Aile hekimlerinin başlattığı 5 günlük iş bırakma eylemine değinen Arıkan, "Sağlık sektörünü çetelere bırakan iktidar, Sağlık Bakanlığı eliyle de doktorlarımızı ve aile hekimlerimizi, olması gereken tüm şartlardan uzak bir şekilde çalıştırıyor" diyerek doktorların eyleminde yanlarında olduklarını vurguladı.
Arıkan'ın konuşmasından öne çıkanlar şöyle:
"AK Parti yağmagiranı ve miskin bendeganı dışında hemen herkes perişan durumdadır. İktidar kira ve fiyat etiketleri yerine, TÜİK’in istatistik rakamlarına müdahale ediyor. Maaş zamları yaklaşıyor. Zam oranları, ayarlı enflasyona göre mi yoksa asgari ücretle atbaşı giden kiralara veya etiket terörüne göre mi belirlenecek? Sayın Cumhurbaşkanı İstanbul'a ihanet ettik itirafına benzer şekilde yine bir itirafta bulunarak yanlış ekonomi politikası izlediklerini, nihayet geçen hafta grup toplantısında ilan etti. Küresel ve bölgesel krizleri yanlış ekonomi politikalarına sütre yaparak, ekonomiyi önce batırıyorlar sonra kurtarıcı edasıyla ortaya çıkıyorlar. Bu ekonomiyi bu hale siz getirdiniz. Milletimiz bu yaptıklarınızın farkında, Çünkü, milletimizin artık cambaza bakmaya bile mecali kalmadı."
'Çayırhan'da Türkiye’ye yakışmayacak şeyler yaşandı'
"Zorlu şartlar altında çalışan, depremde aziz milletimizin imdadına koşarak enkaz altından insanımızın canını kurtaran, güneşe hasret kalan tüm madencilerimizin Madenciler Günü’nü kutluyorum. Soma’da, Amasra’da, Madenköy’de ve daha birçok yerde yaşanan kazalar yüzlerce kardeşimizin canına mal oldu. Tedbirlerin alınmadığı, denetimin yapılmadığı, çalışana değer verilmediği bir sistem fıtrat ile açıklanamaz. Bu fıtrat değil ihmaldir. Kaza değil, denetimsizliktir. Çayırhan Termik Santrali’nde istemediğimiz, Türkiye’ye yakışmayacak şeyler yaşandı. Öncelikle özelleştirmeye karşı: “Erteleme, Kandırma, Satışı İptal Et!” talebiyle yürüyen, yer altında ve yer üstünde eylem yapan tüm kardeşlerimin yanında olduğumu beyan etmek istiyorum.
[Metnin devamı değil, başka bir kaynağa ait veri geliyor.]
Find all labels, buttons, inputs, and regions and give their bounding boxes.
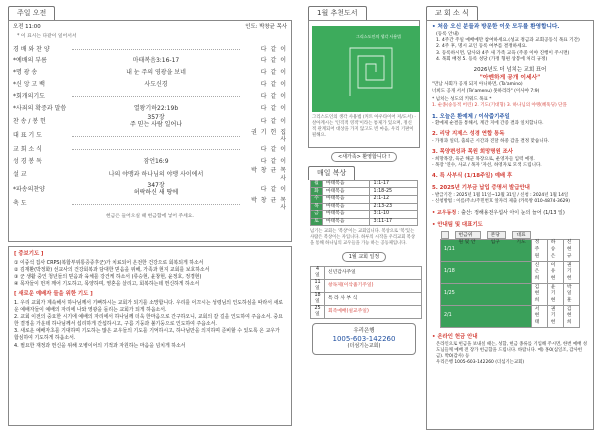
offering-account <box>312 323 416 355</box>
order-row <box>13 43 287 55</box>
calendar-pill: 1월 교회 일정 <box>342 252 387 262</box>
order-row <box>13 197 287 212</box>
right-page <box>304 0 600 425</box>
welcome-line: 1. 4주간 주일 예배예만 참여하세요.(성교 정금과 교회공동식 목표 기간) <box>436 38 580 43</box>
order-header <box>13 24 287 31</box>
prayer-box <box>8 246 292 426</box>
order-item-name: *사죄의 확증과 말씀 <box>13 104 67 112</box>
order-item-name: 대 표 기 도 <box>13 132 42 140</box>
order-item-responsible: 다 같 이 <box>260 57 287 65</box>
staff-cell: 하승은 <box>547 239 563 261</box>
staff-cell: 1/11 <box>441 239 532 261</box>
stand-note: * 이 표시는 다같이 일어서서 <box>17 33 77 39</box>
news-5-detail-a: - 발급기간 : 2025년 1월 11일~12월 31일 / 신청 : 2024년 1월 14일 <box>432 192 569 198</box>
staff-cell: 이유현 <box>547 262 563 284</box>
verse-day: 월 <box>311 180 323 188</box>
order-item-responsible: 다 같 이 <box>260 45 287 53</box>
verse-book: 마태복음 <box>323 218 370 226</box>
order-item-name: *신 앙 고 백 <box>13 81 45 89</box>
news-3: 3. 목양편성과 목원 희망명원 조사 <box>432 149 514 156</box>
welcome-list <box>436 32 588 64</box>
staff-row <box>441 284 580 306</box>
order-item-name: 찬 송 / 봉 헌 <box>13 117 46 125</box>
prayer-heading: [ 중보기도 ] <box>14 250 44 257</box>
online-account: 우리은행 1005-603-142260 (더섬기는교회) <box>436 360 525 366</box>
order-item-responsible: 박 창 균 목 사 <box>251 167 287 182</box>
staff-header-cell: 헌금위원 및 안 <box>455 231 481 239</box>
news-2-detail: - 가정과 일터, 출퇴근 시간과 진달 하중 감을 결정 맞습니다. <box>432 138 550 144</box>
calendar-date: 4일 <box>311 266 325 279</box>
order-item-content: 잠언16:9 <box>143 157 169 165</box>
verse-day: 금 <box>311 211 323 219</box>
staff-cell: 윤기현 <box>547 284 563 306</box>
calendar-row <box>311 266 422 279</box>
verse-day: 화 <box>311 188 323 196</box>
verse-row <box>311 180 418 188</box>
verse-row <box>311 195 418 203</box>
order-row <box>13 129 287 144</box>
staff-cell: 2/1 <box>441 306 532 328</box>
online-text: 온라인으로 헌금을 보내실 때는, 성함, 헌금 종류를 기입해 주시면, 한번 예배 성도님들께 예배 전 장가 헌금함을 드립니다. 바랍니다. 예) 홍0(십일조, 감사헌금). 박0(감사) 등 <box>436 341 588 360</box>
order-item-leader-dots <box>72 204 240 205</box>
calendar-date: 11일 <box>311 279 325 292</box>
order-row <box>13 114 287 128</box>
calendar-table <box>310 266 422 319</box>
order-item-content: 내 눈 주의 영광을 보네 <box>126 69 186 77</box>
staff-header-cell: 대표기도 <box>512 231 531 239</box>
order-item-content: 347장 허락하신 새 땅에 <box>133 182 179 197</box>
staff-cell: 박일훈 <box>563 284 579 306</box>
calendar-row <box>311 292 422 305</box>
verse-book: 마태복음 <box>323 180 370 188</box>
service-leader: 인도: 박창균 목사 <box>245 23 287 30</box>
welcome-line: 3. 등록하시면, 담사와 4주 새 가족 교육 (주중 이야 진행이 주시면) <box>436 50 570 56</box>
order-item-name: 경 배 와 찬 양 <box>13 45 50 53</box>
order-item-content: 마태복음3:16-17 <box>132 57 180 65</box>
prayer-item: ④ 목자들이 먼저 깨어 기도하고, 목양하며, 영혼을 살리고, 회복하는데 헌신하게 하소서 <box>14 280 200 287</box>
verse-book: 마태복음 <box>323 203 370 211</box>
order-item-name: *회개의기도 <box>13 92 45 100</box>
vision-line: 1. 순종(숭동적 어린) 2. 기도(기대형) 3. 하나님의 야맹(혜뚝딩) 단플 <box>432 103 567 109</box>
new-worship-item: 1. 우리 교회가 계속해서 하나님께서 기뻐하시는 교회가 되기를 소망합니다. 우리를 이끄시는 성령님의 인도하심을 따라서 새로운 예배자들이 예배의 자리에 나와 영광을 돌리는 교회가 되게 하옵소서. <box>14 299 283 313</box>
new-worship-item: 3. 새로운 예배자초를 기대하며 기도하는 많은 교우들의 기도를 기억하시고, 하나님만을 의지하며 준비할 수 있도록 온 교우가 합심하여 기도하게 하옵소서. <box>14 328 280 342</box>
order-item-name: *예배의 부름 <box>13 57 47 65</box>
order-item-leader-dots <box>72 49 240 50</box>
welcome-line: 2. 4주 후, 명시 교인 등록 여부를 결정하세요. <box>436 44 528 50</box>
prayer-item: ① 이중석 집사 CRPS(복합부위통증증후군)가 치료되어 온전한 건강으로 회복되게 하소서 <box>14 259 204 266</box>
order-item-leader-dots <box>72 149 240 150</box>
motto-title: 2026년도 더 넘치는 교회 표어 <box>473 66 547 73</box>
motto: "아멘하게 공개 이세사" <box>479 75 541 82</box>
order-item-responsible: 다 같 이 <box>260 185 287 193</box>
order-row <box>13 67 287 79</box>
staff-cell: 권기헌 <box>563 262 579 284</box>
staff-cell: 신은희 <box>531 262 547 284</box>
service-tab: 주일 오전 <box>8 6 55 20</box>
calendar-event: 창독제(이삭줍기주일) <box>325 279 422 292</box>
verse-ref: 2:13-23 <box>370 203 418 211</box>
welcome-pill: <새가족> 환영합니다 ! <box>331 152 397 162</box>
order-item-name: 성 경 봉 독 <box>13 157 42 165</box>
order-item-name: *명 광 송 <box>13 69 38 77</box>
calendar-row <box>311 305 422 318</box>
news-3-detail-a: - 희망목장, 육군 해군 목장으로, 운영자들 입력 예정. <box>432 156 535 162</box>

Bakanlık ihalenin 4 Mart 2025’e alındığını duyursa da biz bu işin takipçisi olacağız."
'Ekonominin bu hale gelmesinin nedeni iktidarın kendi dış politikasıdır'
"Hani tüm bu yaşananları temelinde kötü ekonomi var dedik ya ekonominin bu hale gelmesinin en önemli nedeni de iktidarın kendi dış politikasıdır. Merak etmeyin, Sayın Cumhurbaşkanı’nın birçok konuda dediği gibi 'maalesef yanlış bir politika izledik' demesinin eli kulağındadır. Suriye politikasını anlayabileniniz var mı mesela? 15 yıla yaklaşan iç savaş, Suriye'ye neye mal oldu, bize neye mal oldu? Mesela Mısır politikası? 8 yıllık inatlaşma, Mısır'a neye mal oldu, bize neye mal oldu? Ya da Körfez ülkelerine dönük ‘ergen tavırların’ ekonomimize maliyeti nedir? Bir de geldiğimiz nokta nedir? İktidarın, dostu Trump’la iddialaşmasının döviz kurlarına maliyeti nedir? İsrail politikasında sözde ne var özde ne var? Şimdi Suriye’de neler oluyor diye sormayalım mı? Bu iktidar kendine güveniyor mu ki biz bu iktidara güvenelim."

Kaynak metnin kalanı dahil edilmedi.